データフォルダに足跡を残す人類, 歩き続けて痕跡を残す人類. 前者はいずれ忘れ去られて消えていき, 後者は足跡や手垢が朽ちて昇華していく.
もしかして, という言葉が頭を過ぎる. もしかして, 手触り感のないものへの没入感を理解せずに情報だけが移動し続ける日常に慣れ, 触れない世界と一生乖離したまま過去の自分が大切にしていたものが他人に芽生え始めているかもしれない可能性に目を瞑り続けるのだろうか.
もしかして, 手触り感のある情念や手垢の暖かみをただの情報と処理してまたディスプレイの世界へ戻るのだろうか, 心と身体の距離をインターフェースに委ねたまま.
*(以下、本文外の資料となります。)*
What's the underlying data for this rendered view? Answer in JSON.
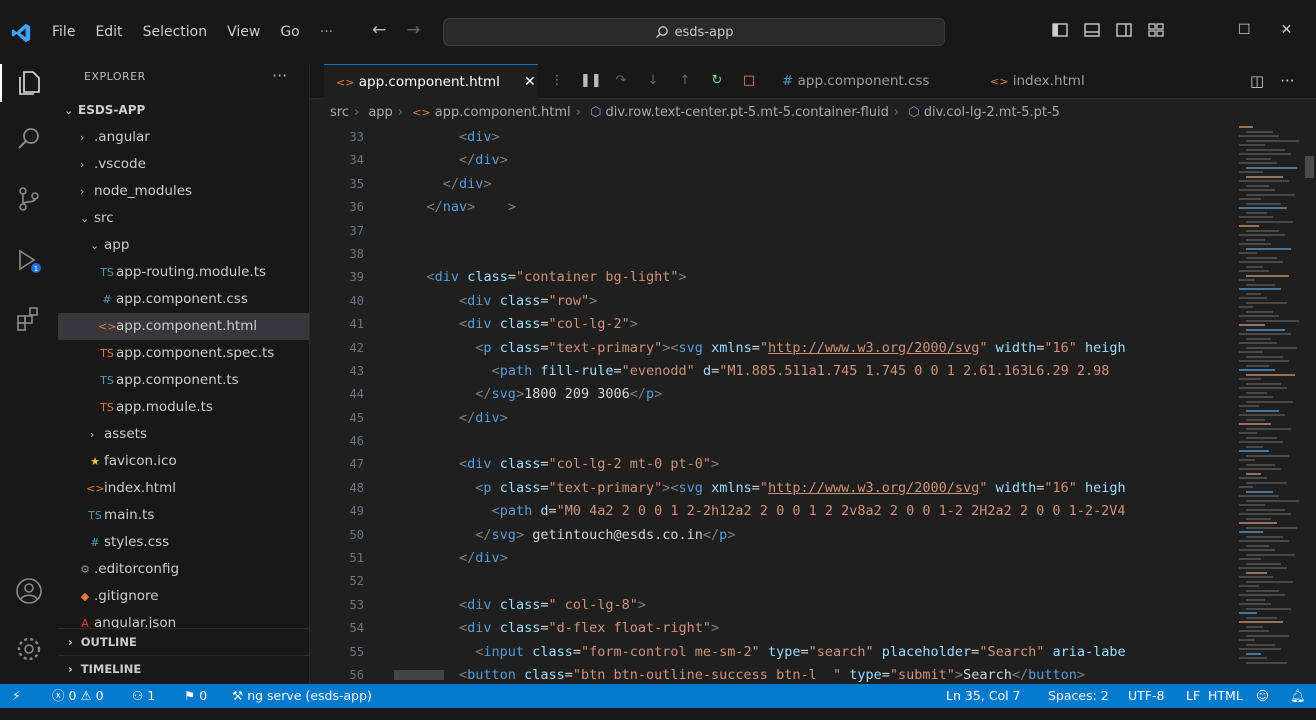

それが誰に分かる. 何が分かる. 分からぬさ, 人は所詮自分の知ることしか知らぬ.
それでも.
僕たちは, 常に知らない世界と共存し続けている.
世界との摩擦を, どう表現し続けて息を吐いていくのだろうか.
友人の個展をサポートしながら現場で話している彼を眺めて唐突に, 対話する意識を道具に委ねて或いは道具を通して生命と生命の均衡を保っているのか, と考えていた.
もしかして...
それでも, それでもと言いたいのは僕にとっての情念が人類への愛おしさに表れているから.